REFINEMENTS TO THE CURRENT UNDERSTANDING OF FUNCTIONAL MRI ACTIVATION IN WHITE MATTER

Mazerolle, Erin L. 01 June 2012 (has links)
Functional magnetic resonance imaging (fMRI) is a widely used, noninvasive technique to map brain activation, and has provided considerable insight into human brain function over the past two decades. Until recently, fMRI studies have focused on gray matter; however, reports of fMRI activation in white matter are mounting. White matter fMRI activation has the potential to greatly expand the breadth of brain connectivity research, as well as improve the assessment and diagnosis of white matter and connectivity disorders. Despite these potential benefits, white matter fMRI activation remains controversial. The controversy is partially due to the existence of incompletely understood facets of fMRI signals in white matter. This thesis describes three experiments that aim to refine what is currently known about white matter fMRI activation. In the first experiment, one of the main concerns about fMRI activation in white matter was addressed; namely, whether white matter has sufficient cerebrovascular reactivity to support hemodynamic changes that can be measured with fMRI. It was demonstrated that white matter has the capacity to support detectable hemodynamic changes in the absence of partial volume effects. In the second experiment, the effect of static magnetic field strength on sensitivity to white matter fMRI activation was explored as a possible cause of the relative paucity of reports of white matter fMRI activation.
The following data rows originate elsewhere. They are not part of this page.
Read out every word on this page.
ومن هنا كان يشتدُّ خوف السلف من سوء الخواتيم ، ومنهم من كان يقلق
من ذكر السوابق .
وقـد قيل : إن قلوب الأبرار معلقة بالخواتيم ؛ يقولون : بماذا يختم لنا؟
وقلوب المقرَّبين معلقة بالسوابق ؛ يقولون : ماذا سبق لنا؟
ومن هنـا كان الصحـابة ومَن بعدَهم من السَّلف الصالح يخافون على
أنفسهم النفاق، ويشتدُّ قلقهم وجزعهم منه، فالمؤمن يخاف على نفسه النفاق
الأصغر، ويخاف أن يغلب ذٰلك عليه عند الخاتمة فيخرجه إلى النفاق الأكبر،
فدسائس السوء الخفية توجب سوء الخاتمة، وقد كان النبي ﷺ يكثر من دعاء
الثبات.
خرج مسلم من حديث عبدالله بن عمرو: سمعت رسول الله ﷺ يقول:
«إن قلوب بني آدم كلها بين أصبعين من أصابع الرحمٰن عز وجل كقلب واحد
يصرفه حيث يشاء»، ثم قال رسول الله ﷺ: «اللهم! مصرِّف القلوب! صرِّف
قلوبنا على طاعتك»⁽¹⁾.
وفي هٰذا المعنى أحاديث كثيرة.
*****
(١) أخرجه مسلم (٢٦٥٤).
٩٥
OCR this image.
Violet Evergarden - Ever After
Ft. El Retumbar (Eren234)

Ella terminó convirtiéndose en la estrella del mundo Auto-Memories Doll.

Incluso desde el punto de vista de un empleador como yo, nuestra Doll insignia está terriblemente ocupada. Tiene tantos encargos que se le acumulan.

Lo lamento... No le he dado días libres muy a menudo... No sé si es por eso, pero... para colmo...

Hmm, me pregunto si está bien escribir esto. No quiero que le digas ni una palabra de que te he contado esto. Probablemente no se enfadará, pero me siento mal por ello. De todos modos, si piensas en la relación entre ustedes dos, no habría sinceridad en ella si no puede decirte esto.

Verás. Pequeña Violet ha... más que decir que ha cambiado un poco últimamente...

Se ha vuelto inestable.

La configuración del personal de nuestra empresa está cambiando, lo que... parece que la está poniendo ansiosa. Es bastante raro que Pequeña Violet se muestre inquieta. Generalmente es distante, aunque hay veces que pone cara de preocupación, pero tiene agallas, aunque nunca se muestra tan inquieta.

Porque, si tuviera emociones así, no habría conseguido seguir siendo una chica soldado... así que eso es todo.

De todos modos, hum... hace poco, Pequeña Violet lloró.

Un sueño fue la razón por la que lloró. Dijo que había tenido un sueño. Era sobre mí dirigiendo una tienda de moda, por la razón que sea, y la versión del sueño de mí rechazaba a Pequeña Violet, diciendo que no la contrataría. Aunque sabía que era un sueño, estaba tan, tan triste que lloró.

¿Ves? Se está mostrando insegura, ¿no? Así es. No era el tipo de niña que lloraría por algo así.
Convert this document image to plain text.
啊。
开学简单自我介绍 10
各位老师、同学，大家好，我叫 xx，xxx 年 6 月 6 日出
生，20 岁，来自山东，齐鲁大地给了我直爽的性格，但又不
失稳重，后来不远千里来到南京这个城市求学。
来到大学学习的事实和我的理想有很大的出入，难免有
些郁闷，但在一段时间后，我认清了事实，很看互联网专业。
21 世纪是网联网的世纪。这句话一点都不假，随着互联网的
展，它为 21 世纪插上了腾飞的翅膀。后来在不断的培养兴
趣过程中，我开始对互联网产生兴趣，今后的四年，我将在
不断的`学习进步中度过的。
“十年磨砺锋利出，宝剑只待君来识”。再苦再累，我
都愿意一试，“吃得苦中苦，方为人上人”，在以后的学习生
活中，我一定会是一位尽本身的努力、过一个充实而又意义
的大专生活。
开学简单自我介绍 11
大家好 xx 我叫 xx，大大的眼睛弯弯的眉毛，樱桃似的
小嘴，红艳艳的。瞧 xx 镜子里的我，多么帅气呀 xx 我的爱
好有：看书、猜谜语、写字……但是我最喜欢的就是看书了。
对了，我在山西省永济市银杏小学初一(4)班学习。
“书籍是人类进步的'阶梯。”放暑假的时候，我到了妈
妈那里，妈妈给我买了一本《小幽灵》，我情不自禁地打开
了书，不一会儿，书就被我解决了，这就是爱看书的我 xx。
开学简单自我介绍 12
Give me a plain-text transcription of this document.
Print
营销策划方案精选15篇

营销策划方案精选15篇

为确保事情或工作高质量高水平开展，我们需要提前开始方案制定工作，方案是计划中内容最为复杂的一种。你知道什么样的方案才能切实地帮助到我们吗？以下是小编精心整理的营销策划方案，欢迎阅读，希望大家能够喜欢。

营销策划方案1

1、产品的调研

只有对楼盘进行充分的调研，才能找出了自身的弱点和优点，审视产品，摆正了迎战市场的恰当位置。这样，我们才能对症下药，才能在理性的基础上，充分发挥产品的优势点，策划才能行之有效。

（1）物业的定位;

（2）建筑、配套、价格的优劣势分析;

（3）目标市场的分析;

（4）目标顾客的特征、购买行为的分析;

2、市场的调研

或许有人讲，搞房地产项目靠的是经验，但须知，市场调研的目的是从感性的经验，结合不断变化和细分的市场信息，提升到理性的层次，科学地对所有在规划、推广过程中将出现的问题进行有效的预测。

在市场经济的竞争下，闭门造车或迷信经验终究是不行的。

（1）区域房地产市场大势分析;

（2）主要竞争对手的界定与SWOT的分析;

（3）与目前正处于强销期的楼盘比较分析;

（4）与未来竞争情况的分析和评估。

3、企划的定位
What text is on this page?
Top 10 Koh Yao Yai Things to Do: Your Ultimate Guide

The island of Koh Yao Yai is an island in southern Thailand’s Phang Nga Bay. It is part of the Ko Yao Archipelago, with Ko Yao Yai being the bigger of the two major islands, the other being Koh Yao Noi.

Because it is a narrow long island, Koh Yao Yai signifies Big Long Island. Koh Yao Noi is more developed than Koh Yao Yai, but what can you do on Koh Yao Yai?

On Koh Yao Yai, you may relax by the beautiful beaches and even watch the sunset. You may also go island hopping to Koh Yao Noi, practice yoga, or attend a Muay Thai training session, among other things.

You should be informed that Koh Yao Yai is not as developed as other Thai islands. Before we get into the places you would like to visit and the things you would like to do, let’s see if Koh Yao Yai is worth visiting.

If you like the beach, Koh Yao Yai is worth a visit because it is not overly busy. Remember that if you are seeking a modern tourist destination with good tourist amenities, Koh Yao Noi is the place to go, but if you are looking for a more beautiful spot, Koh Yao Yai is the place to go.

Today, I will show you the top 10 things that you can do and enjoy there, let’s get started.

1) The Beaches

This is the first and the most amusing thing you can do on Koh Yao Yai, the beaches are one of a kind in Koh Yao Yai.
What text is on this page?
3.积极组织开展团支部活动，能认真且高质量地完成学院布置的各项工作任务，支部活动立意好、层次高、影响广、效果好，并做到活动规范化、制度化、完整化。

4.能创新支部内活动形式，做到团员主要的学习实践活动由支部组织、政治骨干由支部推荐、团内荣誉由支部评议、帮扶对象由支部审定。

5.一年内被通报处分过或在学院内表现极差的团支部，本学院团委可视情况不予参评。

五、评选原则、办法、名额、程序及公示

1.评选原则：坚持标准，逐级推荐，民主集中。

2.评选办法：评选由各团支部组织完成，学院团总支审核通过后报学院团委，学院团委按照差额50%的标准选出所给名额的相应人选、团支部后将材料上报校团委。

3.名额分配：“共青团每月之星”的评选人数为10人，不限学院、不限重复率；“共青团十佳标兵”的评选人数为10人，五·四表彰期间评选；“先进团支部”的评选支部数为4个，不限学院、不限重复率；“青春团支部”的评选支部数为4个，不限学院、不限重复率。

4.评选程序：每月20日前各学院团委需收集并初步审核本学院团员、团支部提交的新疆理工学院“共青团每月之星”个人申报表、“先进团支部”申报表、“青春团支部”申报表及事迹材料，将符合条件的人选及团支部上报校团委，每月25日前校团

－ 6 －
The results showed greater sensitivity to white matter fMRI activation at 4 T relative to 1.5 T MRI. In the third experiment, the relationship between white matter activation and the activated network of gray matter regions was explored. This was accomplished using fMRI-guided tractography in which structural connections between activated clusters are evaluated. Structural connectivity between white matter fMRI activation and regions of gray matter activation was demonstrated, providing evidence of the functional significance of fMRI activation in white matter. These experiments provide important insights, which will allow for improved investigations of white matter fMRI activation in the future. In addition, it is posited that experimenter bias, via selective reporting of activation clusters, has contributed to the slow acceptance of fMRI activation in white matter.